Wiseler défend des «collaborations renforcées»

«Nous avons besoin d’une Europe forte dans tous ces domaines, militairement aussi, mais le consensus est difficile, alors on ne fait rien», dit en substance le député, qui prévient que «l’on ne peut plus s’en sortir comme ça». Entre la Pologne qui défend son industrie charbonnière et la France le nucléaire, il est en effet utopique de penser parvenir à des actions fortes pour le climat, pour ne citer que ce seul thème.

Or les traités permettent à l’Europe d’avancer à des rythmes d’intégration différenciés, autrement dit d’avoir une Europe à plusieurs vitesses. Des collaborations renforcées, c’est ce que défend Claude Wiseler, qui plaide également pour un renforcement des parlements nationaux qui doivent avoir un droit d’initiative. Et il suggère que la Chambre des députés doit elle-même aller à la rencontre des citoyens pour évoquer l’avenir de l’Europe, «car c’est son rôle, une mission fondamentale qui lui revient, tous partis confondus».

Il a déposé mercredi une résolution qui engage la Chambre des députés à accompagner la Conférence sur l’avenir de l’Europe. Elle vise entre autres l’organisation de débats publics ouverts et la popularisation de la Conférence sur l’avenir de l’Europe dans un esprit démocratique. La résolution sera finalement discutée en commission parlementaire.

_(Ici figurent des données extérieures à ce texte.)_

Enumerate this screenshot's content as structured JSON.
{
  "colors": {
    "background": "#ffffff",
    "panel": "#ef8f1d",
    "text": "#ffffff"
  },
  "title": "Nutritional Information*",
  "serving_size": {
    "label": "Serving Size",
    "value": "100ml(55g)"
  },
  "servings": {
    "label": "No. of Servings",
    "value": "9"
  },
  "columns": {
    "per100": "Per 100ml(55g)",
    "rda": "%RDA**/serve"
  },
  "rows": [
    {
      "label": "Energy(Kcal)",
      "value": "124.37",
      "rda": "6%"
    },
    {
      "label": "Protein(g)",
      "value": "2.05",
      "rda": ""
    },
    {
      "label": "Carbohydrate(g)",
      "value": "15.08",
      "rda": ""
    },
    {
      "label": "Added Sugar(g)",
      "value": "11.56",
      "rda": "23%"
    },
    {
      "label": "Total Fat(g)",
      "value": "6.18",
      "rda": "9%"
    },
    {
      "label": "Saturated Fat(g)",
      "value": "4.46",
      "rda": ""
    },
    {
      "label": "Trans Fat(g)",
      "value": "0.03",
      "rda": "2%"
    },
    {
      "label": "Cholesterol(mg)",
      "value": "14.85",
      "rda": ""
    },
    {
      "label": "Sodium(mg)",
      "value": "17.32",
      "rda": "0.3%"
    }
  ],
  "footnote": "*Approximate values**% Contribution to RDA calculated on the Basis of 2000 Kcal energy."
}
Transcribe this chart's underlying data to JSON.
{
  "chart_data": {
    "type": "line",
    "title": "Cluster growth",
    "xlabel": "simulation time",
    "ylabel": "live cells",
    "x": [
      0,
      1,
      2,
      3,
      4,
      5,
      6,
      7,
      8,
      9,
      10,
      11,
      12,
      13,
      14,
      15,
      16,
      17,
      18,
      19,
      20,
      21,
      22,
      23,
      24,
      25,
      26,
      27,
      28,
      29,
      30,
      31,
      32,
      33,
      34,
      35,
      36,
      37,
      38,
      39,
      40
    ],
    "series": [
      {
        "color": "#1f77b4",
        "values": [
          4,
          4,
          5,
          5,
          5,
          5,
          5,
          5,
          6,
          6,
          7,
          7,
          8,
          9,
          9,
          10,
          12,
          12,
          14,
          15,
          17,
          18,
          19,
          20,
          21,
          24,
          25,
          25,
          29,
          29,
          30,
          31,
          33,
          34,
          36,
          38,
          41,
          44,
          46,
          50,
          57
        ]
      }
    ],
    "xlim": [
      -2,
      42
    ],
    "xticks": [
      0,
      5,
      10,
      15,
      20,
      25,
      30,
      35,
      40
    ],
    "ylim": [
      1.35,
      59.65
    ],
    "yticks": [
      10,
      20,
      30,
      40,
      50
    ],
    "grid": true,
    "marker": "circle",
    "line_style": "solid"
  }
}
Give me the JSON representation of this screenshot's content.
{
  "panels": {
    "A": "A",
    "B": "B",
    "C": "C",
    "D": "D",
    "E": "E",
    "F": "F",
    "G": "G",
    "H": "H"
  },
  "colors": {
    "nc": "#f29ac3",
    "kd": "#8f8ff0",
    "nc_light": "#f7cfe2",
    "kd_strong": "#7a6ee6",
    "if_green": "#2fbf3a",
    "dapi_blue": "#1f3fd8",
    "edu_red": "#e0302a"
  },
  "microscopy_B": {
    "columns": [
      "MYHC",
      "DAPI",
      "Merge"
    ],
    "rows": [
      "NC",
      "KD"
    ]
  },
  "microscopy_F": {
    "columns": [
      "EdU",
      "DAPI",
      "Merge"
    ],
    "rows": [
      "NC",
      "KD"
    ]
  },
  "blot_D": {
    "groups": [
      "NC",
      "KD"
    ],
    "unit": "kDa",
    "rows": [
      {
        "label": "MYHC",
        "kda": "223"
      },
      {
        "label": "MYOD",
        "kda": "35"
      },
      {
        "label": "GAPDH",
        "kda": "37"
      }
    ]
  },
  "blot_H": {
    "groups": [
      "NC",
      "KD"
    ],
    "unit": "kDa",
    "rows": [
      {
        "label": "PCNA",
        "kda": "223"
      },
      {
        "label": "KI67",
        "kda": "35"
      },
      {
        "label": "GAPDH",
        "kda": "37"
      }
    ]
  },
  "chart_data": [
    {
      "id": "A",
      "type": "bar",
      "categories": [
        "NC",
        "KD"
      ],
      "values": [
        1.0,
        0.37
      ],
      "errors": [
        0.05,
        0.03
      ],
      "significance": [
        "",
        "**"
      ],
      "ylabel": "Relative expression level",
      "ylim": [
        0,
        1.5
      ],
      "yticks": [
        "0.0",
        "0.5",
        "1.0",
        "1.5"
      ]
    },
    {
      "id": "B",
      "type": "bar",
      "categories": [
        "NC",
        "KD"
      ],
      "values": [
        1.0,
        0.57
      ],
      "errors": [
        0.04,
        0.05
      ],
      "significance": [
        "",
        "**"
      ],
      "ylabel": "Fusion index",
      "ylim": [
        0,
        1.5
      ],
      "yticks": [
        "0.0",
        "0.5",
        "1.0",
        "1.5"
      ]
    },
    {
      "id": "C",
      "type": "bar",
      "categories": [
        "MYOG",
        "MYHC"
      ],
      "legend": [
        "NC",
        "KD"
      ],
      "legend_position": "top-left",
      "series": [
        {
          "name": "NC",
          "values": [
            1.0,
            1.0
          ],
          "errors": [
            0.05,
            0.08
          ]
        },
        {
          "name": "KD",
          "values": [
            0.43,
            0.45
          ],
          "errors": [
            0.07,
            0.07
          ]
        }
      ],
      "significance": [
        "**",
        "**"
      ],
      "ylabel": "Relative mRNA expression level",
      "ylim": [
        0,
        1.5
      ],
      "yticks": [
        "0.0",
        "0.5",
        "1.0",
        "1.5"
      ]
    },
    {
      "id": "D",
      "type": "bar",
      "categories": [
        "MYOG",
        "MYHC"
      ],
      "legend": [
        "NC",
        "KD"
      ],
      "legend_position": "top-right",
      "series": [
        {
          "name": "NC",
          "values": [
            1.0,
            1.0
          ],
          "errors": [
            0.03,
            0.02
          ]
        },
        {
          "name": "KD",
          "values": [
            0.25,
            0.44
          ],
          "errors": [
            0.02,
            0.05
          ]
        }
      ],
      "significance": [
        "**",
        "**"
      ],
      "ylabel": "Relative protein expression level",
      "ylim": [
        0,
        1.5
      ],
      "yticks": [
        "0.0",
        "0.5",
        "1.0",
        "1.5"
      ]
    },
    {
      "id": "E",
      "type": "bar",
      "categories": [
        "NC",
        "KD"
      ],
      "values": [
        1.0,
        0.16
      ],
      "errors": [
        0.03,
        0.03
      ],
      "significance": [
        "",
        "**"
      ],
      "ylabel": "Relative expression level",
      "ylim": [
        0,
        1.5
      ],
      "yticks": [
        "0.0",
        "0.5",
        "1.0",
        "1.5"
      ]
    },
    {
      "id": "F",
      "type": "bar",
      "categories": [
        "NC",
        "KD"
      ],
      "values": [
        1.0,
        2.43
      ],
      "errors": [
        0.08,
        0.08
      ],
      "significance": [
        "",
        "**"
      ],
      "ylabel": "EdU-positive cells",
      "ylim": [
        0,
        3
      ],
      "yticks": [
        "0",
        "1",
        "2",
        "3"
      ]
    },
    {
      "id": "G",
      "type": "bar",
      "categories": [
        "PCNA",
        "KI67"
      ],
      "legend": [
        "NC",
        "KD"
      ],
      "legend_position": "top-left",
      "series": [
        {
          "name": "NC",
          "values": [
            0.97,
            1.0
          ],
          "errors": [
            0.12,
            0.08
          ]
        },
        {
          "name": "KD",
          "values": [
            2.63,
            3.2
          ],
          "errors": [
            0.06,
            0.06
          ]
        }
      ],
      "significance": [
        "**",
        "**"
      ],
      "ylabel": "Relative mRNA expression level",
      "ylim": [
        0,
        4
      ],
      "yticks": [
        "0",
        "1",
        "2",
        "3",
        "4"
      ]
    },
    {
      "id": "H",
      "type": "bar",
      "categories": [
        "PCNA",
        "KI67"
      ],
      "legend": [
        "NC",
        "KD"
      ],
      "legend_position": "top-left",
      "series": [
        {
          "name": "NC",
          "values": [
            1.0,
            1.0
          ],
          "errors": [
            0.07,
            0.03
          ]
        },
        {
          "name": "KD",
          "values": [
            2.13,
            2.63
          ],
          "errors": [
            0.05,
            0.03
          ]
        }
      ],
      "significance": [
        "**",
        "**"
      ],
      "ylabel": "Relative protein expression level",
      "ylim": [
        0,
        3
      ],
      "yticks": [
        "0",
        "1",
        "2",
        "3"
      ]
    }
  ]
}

Mais Claude Wiseler veut une discussion «sérieuse», avec les citoyens et que leurs attentes soient prises en compte.

Des portes closes

Le président de la commission, le socialiste Yves Cruchten, qui est tout aussi ouvert à la participation citoyenne, indique que la conférence est en phase de préparation mais que le rôle des parlements nationaux serait un des points de la discussion. Les partis semblent d’ailleurs tous d’accord sur ce point.

Le député Marc Baum (déi Lénk) est tout aussi sceptique sur la démarche, qu’il voit comme une déclaration de bonnes intentions. Il rappelle également les propos de Juncker qui disait il y a cinq ans que c’était «la Commission de la dernière chance» et qu’il avait raison en fin de compte : «L’Union européenne a perdu le Royaume-Uni et on a vu comment elle a traité la crise grecque…», déclare le député.

Viviane Reding, ancienne commissaire européenne, s’est réjoui que cette interpellation se soit étendue sur trois heures de débats. Elle aussi a émis des critiques à l’encontre du Conseil qui prend ses décisions «derrière des portes closes». Elle pense comme chacun dans la salle que les parlements nationaux sont toujours confrontés aux directives qu’ils doivent transposer sans avoir la possibilité de contester les choix européens.

Le ministre Jean Asselborn a bien compris que certains désiraient un changement dans les traités, comme la députée verte Stéphanie Empain. «Que voulez-vous changer? Pour moi, ce serait la règle de l’unanimité», a clairement fait savoir le ministre, se plaignant des attaques répétées de pays comme la Pologne contre l’État de droit.